The veteran engaged slugger Jorge Cantu in a 10-pitch at-bat that resulted in a rare walk, and then he buckled down after Cody Ross reached base on a ball that left fielder Luke Scott lost in the sun. Uehara sandwiched two strikeouts around a fly ball to escape the inning and end his outing on a positive note.
"He's pitched long enough to kind of figure things out," said pitching coach Rick Kranitz. "He worked through some things. We got to see a play that should've been an out and wasn't an out. You got to see him turn it up and pick up his outfielder. I was real pleased with how he threw the baseball today."
"It was pretty impressive," added veteran catcher Gregg Zaun. "Fastballs to both sides of the plate [and the forkball] was there ahead or behind on the count. He commanded both sides to both hitters, righty and lefty. It looks like he's pretty quick to the plate, so he's going to control the running game as well."
Uehara decided on his own just to work on the fastball and the forkball Friday, and he'll mix in other offerings as the spring season progresses. Perhaps the best evaluation of his talent comes from the people who stand in against him, and at least one of the opponent's starters felt Uehara will be effective in the regular season.
"You can tell that he's a seasoned pitcher," said Ross, Florida's right fielder. "He's got good control. He knows how to pitch. I think he's going to be a good big league starter. ... He has good stuff. He worked the plate in and out. I don't know if it's a changeup or a splitter. He used it effectively. He's good."
Both Kranitz and Zaun said that the communication issue has been overblown, especially during the game. Uehara is locked in enough to know what he needs to do to any given batter, and Zaun said he can communicate with him through hand gestures and eye contact in a way that renders the language barrier moot.
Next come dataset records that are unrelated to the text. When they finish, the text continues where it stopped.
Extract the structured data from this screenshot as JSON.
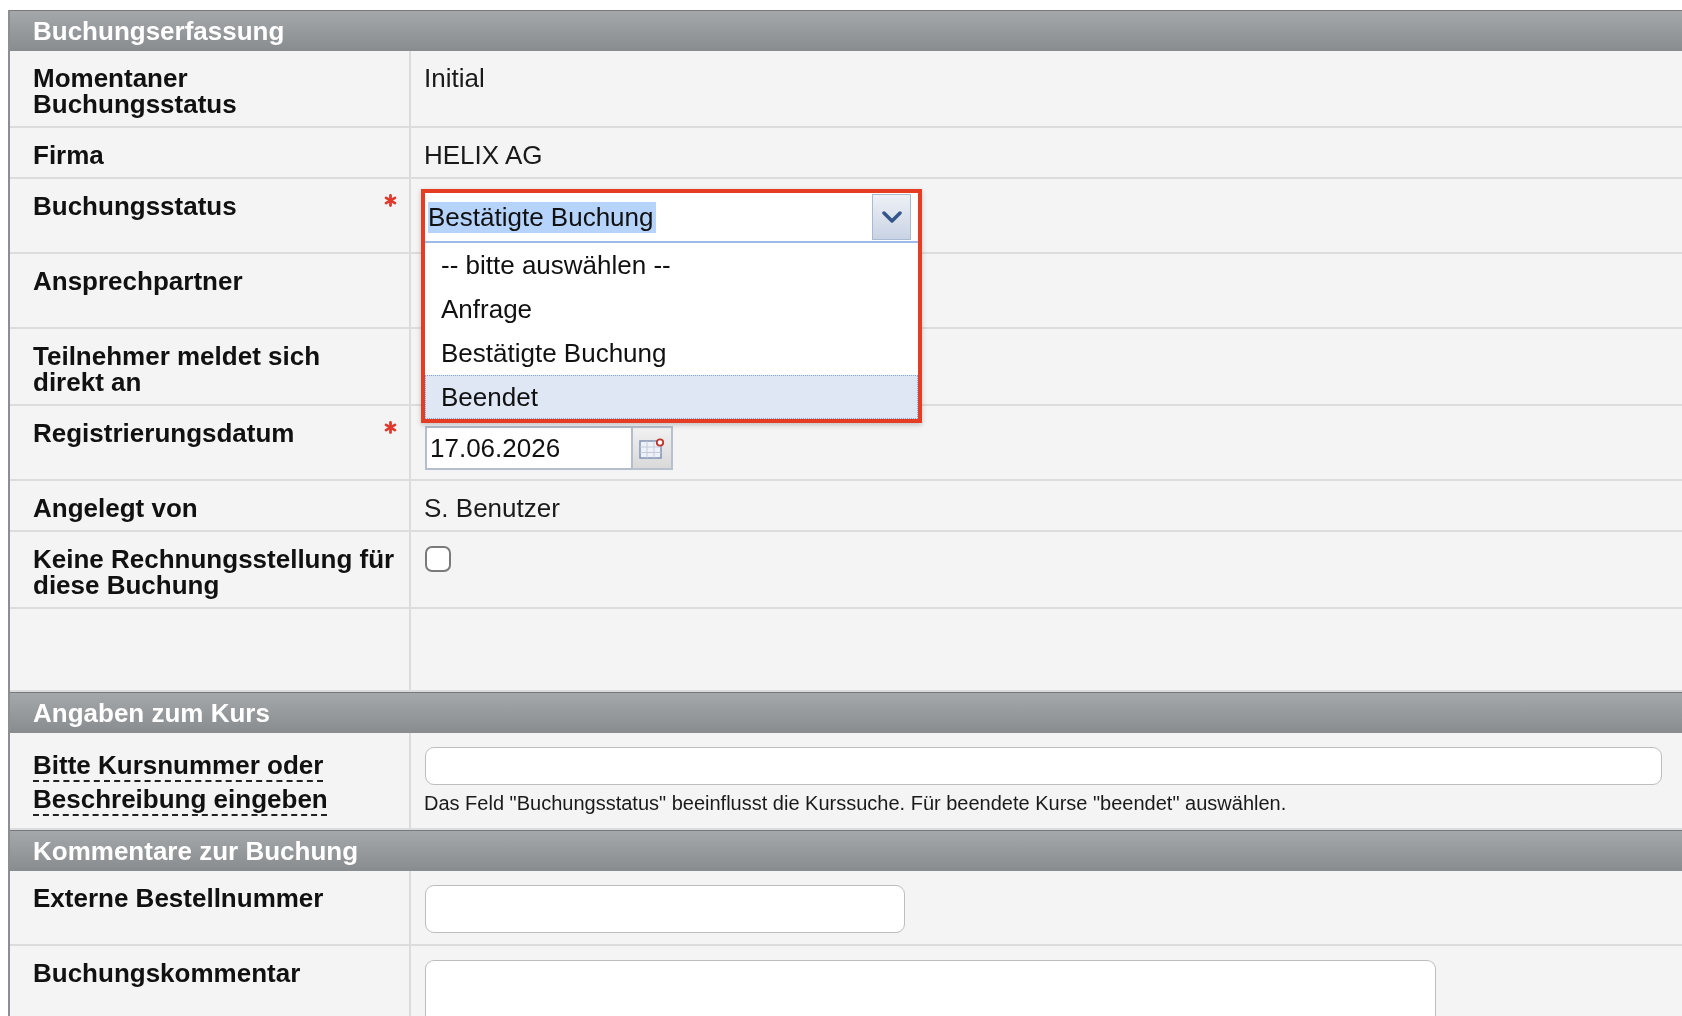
{
  "sections": [
    {
      "title": "Buchungserfassung",
      "rows": [
        {
          "kind": "text",
          "label": "Momentaner\nBuchungsstatus",
          "required": false,
          "has_tooltip": false,
          "value": "Initial"
        },
        {
          "kind": "text",
          "label": "Firma",
          "required": false,
          "has_tooltip": false,
          "value": "HELIX AG"
        },
        {
          "kind": "select",
          "label": "Buchungsstatus",
          "required": true,
          "has_tooltip": false,
          "value": "Bestätigte Buchung",
          "value_highlighted": true,
          "expanded": true,
          "annotated": true,
          "options": [
            {
              "label": "-- bitte auswählen --",
              "highlighted": false
            },
            {
              "label": "Anfrage",
              "highlighted": false
            },
            {
              "label": "Bestätigte Buchung",
              "highlighted": false
            },
            {
              "label": "Beendet",
              "highlighted": true
            }
          ]
        },
        {
          "kind": "covered",
          "label": "Ansprechpartner",
          "required": false,
          "has_tooltip": false
        },
        {
          "kind": "covered",
          "label": "Teilnehmer meldet sich\ndirekt an",
          "required": false,
          "has_tooltip": false
        },
        {
          "kind": "date",
          "label": "Registrierungsdatum",
          "required": true,
          "has_tooltip": false,
          "value": "17.06.2026"
        },
        {
          "kind": "text",
          "label": "Angelegt von",
          "required": false,
          "has_tooltip": false,
          "value": "S. Benutzer"
        },
        {
          "kind": "checkbox",
          "label": "Keine Rechnungsstellung für\ndiese Buchung",
          "required": false,
          "has_tooltip": false,
          "checked": false
        },
        {
          "kind": "blank"
        }
      ]
    },
    {
      "title": "Angaben zum Kurs",
      "rows": [
        {
          "kind": "search",
          "label": "Bitte Kursnummer oder\nBeschreibung eingeben",
          "required": false,
          "has_tooltip": true,
          "help": "Das Feld \"Buchungsstatus\" beeinflusst die Kurssuche. Für beendete Kurse \"beendet\" auswählen."
        }
      ]
    },
    {
      "title": "Kommentare zur Buchung",
      "rows": [
        {
          "kind": "input",
          "label": "Externe Bestellnummer",
          "required": false,
          "has_tooltip": false
        },
        {
          "kind": "textarea",
          "label": "Buchungskommentar",
          "required": false,
          "has_tooltip": false
        }
      ]
    }
  ]
}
"I just kind of pat him on the backside and said 'Good job,'" said Zaun. "We had a little bit of miscommunication on one sign and I went to explain it to him. He's a pretty intelligent guy. He picks things up pretty good.
"And as I keep saying, there's a language in baseball that's worldwide. It doesn't have anything to do with English or Japanese. A gesture, a look, and you can communicate a ton of information."
So is all the attention worth it? Will Uehara's talents and approach translate to the Major League game? It might be a little early to answer those questions, but Zaun said Uehara won't be cowed by the challenge.
"They deal with stuff that we don't even go through," Zaun said. "Here's a guy that won the equivalent of their Cy Young [Award]. We were thumbing through the paper the other day and there was a little caricature of him naked like a baby. You're looking at it going, 'How do you guys deal with this?' I'm sure the sensationalism of the media is something that they're used to. He's got three or four guys with him all the time [and] he's got a gaggle of press that are here in America just for him. I'm sure it's not something that even fazes him. He's so used to it at this point, especially playing for the Giants over there. Those guys are followed by people all the time."
Spencer Fordin is a reporter for MLB.com. This story was not subject to the approval of Major League Baseball or its clubs.